0

We have a requirement that needs to create a VM in a one Subscription using Image. But the image will be in another subscription. This should be done without copying or moving the image to the destination subscription. We tried the shared image gallery service in azure. This worked fine. Are there any other possibilities like RBAC. If yes, how could we achieve this?

Bhargavi Annadevara
  • 4,923
  • 2
  • 13
  • 30
user6264
  • 175
  • 1
  • 7
  • 22
  • is your image in a storage account? – Bevan Dec 04 '19 at 09:37
  • According to my research, we can use Azure Shared Image Gallery service to share image across Azure subscriptions.

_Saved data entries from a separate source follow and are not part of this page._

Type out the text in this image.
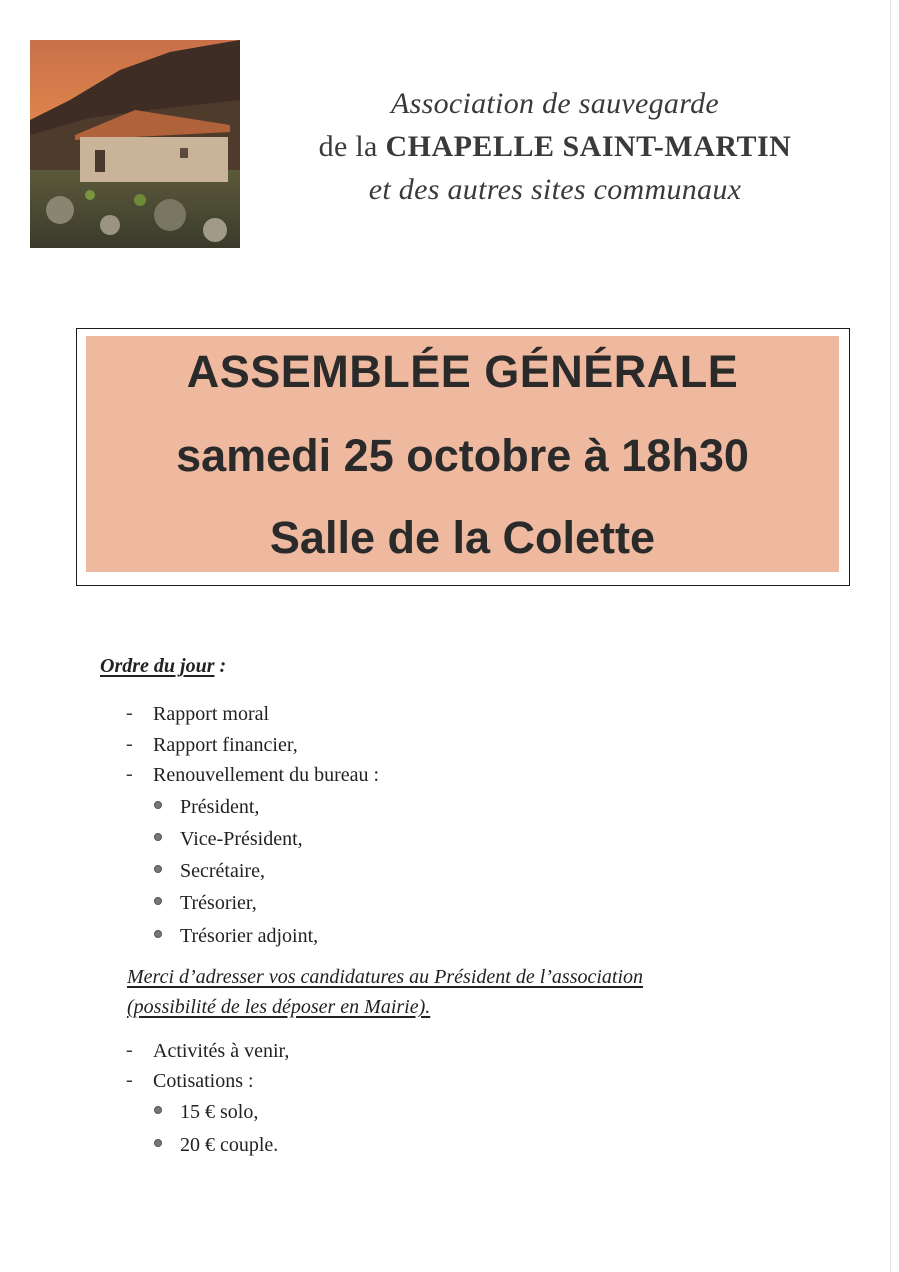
Association de sauvegarde
de la CHAPELLE SAINT-MARTIN
et des autres sites communaux
ASSEMBLÉE GÉNÉRALE
samedi 25 octobre à 18h30
Salle de la Colette
Ordre du jour :
- Rapport moral
- Rapport financier,
- Renouvellement du bureau :
Président,
Vice-Président,
Secrétaire,
Trésorier,
Trésorier adjoint,
Merci d’adresser vos candidatures au Président de l’association
(possibilité de les déposer en Mairie).
- Activités à venir,
- Cotisations :
15 € solo,
20 € couple.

For more details, please refer to https://learn.microsoft.com/en-us/azure/virtual-machines/windows/shared-image-galleries#frequently-asked-questions. – Jim Xu Dec 04 '19 at 09:41

1 Answers1

3

Yes, Azure Shared Image Gallery would be the go-to service for such requirements.

Also, know that since the Shared Image Gallery, Image Definition, and Image version are all provisioned as resources in Azure, the regular/native Azure RBAC controls should work as is.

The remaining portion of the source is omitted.